Unwilling to accept the stark new realities in Africa, France and other Western nations are still barking up a wrong tree and demanding the impossible -like ‘immediate release’ of deposed dictators and ‘return to democracy’ – that would reduce the coups to meaningless events.
The knee-jerk responses about ‘democracy under threat’ only try to mask the fact that such ‘democracy’ emerges from crooked, unfree and unfair election machines created to keep family dynasties winning every poll, as in the case of the Bongos in Gabon and of Paul Biya, who’s been Prime Minister and President of Cameroon from 1975.

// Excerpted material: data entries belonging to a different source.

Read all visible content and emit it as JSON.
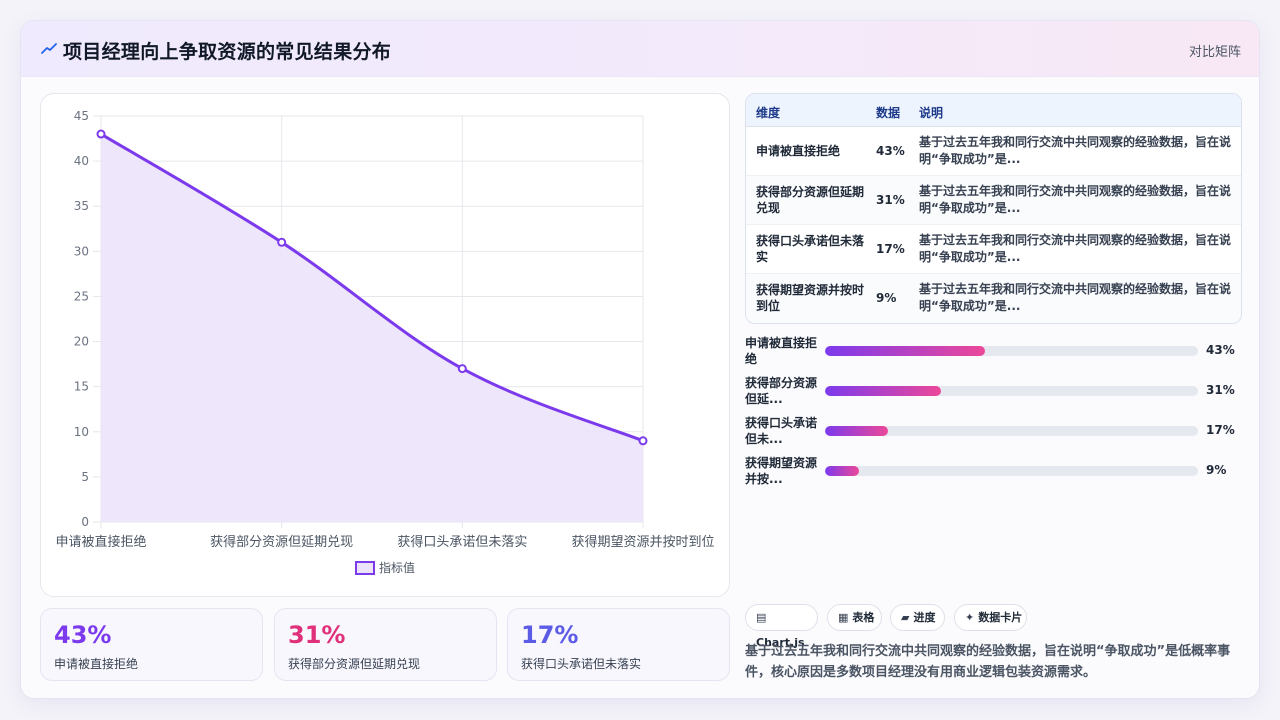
{
  "header": {
    "icon": "trend-line-icon",
    "title": "项目经理向上争取资源的常见结果分布",
    "right_link": "对比矩阵"
  },
  "colors": {
    "accent": "#7c3aed",
    "area_fill": "#ece3fb",
    "pink": "#e0307a",
    "indigo": "#5b5be6",
    "bar_gradient_start": "#7c3aed",
    "bar_gradient_end": "#ec4899"
  },
  "chart_data": {
    "type": "area",
    "categories": [
      "申请被直接拒绝",
      "获得部分资源但延期兑现",
      "获得口头承诺但未落实",
      "获得期望资源并按时到位"
    ],
    "series": [
      {
        "name": "指标值",
        "values": [
          43,
          31,
          17,
          9
        ]
      }
    ],
    "yticks": [
      "0",
      "5",
      "10",
      "15",
      "20",
      "25",
      "30",
      "35",
      "40",
      "45"
    ],
    "ylim": [
      0,
      45
    ],
    "grid": true,
    "legend_position": "bottom",
    "title": "",
    "xlabel": "",
    "ylabel": ""
  },
  "stats": [
    {
      "value": "43%",
      "label": "申请被直接拒绝",
      "color": "#7c3aed"
    },
    {
      "value": "31%",
      "label": "获得部分资源但延期兑现",
      "color": "#e0307a"
    },
    {
      "value": "17%",
      "label": "获得口头承诺但未落实",
      "color": "#5b5be6"
    }
  ],
  "table": {
    "headers": [
      "维度",
      "数据",
      "说明"
    ],
    "rows": [
      {
        "dim": "申请被直接拒绝",
        "val": "43%",
        "desc": "基于过去五年我和同行交流中共同观察的经验数据，旨在说明“争取成功”是..."
      },
      {
        "dim": "获得部分资源但延期兑现",
        "val": "31%",
        "desc": "基于过去五年我和同行交流中共同观察的经验数据，旨在说明“争取成功”是..."
      },
      {
        "dim": "获得口头承诺但未落实",
        "val": "17%",
        "desc": "基于过去五年我和同行交流中共同观察的经验数据，旨在说明“争取成功”是..."
      },
      {
        "dim": "获得期望资源并按时到位",
        "val": "9%",
        "desc": "基于过去五年我和同行交流中共同观察的经验数据，旨在说明“争取成功”是..."
      }
    ]
  },
  "bars": [
    {
      "label": "申请被直接拒绝",
      "value": 43,
      "pct": "43%"
    },
    {
      "label": "获得部分资源但延...",
      "value": 31,
      "pct": "31%"
    },
    {
      "label": "获得口头承诺但未...",
      "value": 17,
      "pct": "17%"
    },
    {
      "label": "获得期望资源并按...",
      "value": 9,
      "pct": "9%"
    }
  ],
  "chips": [
    {
      "icon": "chart-icon",
      "glyph": "▤",
      "label": "Chart.js"
    },
    {
      "icon": "table-icon",
      "glyph": "▦",
      "label": "表格"
    },
    {
      "icon": "progress-icon",
      "glyph": "▰",
      "label": "进度"
    },
    {
      "icon": "sparkle-icon",
      "glyph": "✦",
      "label": "数据卡片"
    }
  ],
  "summary": "基于过去五年我和同行交流中共同观察的经验数据，旨在说明“争取成功”是低概率事件，核心原因是多数项目经理没有用商业逻辑包装资源需求。"
}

Indeed, what’s happening in Africa in 2023 is what former African Union (AU) Ambassador to the United States, Arikana Chihombori-Qao, exposed a few years ago, when she revealed that France had tied its former African colonies to continuing post-independence exploitation through several outrageous agreements.

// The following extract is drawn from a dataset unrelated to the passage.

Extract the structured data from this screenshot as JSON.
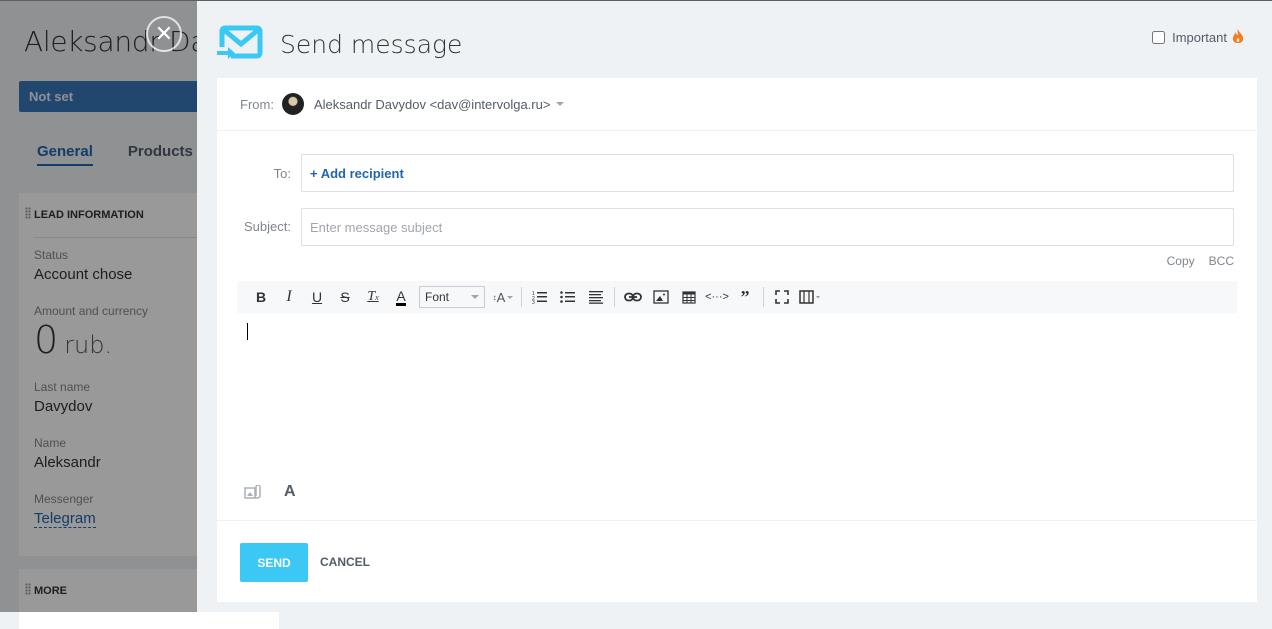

Those unfair pacts ensured compulsory use by the new nations of France’s national currency after independence and depositing all foreign earnings in the French national bank, the depositing nations having only limited and conditional access to 20%, while Paris benefits from interest and investment of all.
Mali has cancelled such agreements that ensured only French companies extracted all the natural resources on unfair terms – including oil and gas, uranium, gold and other precious natural resources.
A look at any map of Africa today will show the straight lines drawn at the Berlin Conference in 1884-85, when the continent was carved-up and shared between Europe and the USA.
What’s actually happening today, however, is not a re-drawing of the lines dividing the continent, but of lines of engagement between former colonial masters and a brand-new breed of African leaders committed to finally confronting the former imperial powers.
France has been forced to eat humble pie and back-down; and the UN will also eventually have to withdraw its tens of thousands of Peace Keeping Forces (PKFs) that have failed to keep peace or protect citizens in Burkina Faso, Mali, Niger – and now in the Democratic Republic of Congo (DRC), where over 50 persons protesting against PKFs were recently killed by soldiers, leading to a swift Kangaroo Court that placed culpability on a few local soldiers and politicians.
It’s another dawn of another new day in yet-another part of the world, this time in Africa, very-much-akin to the so-called ‘color revolutions’ of the ‘Arab Spring’ that the West initiated from Tunisia to Egypt.
Only this time, it’s everything of a blooming ‘French Spring in Africa!’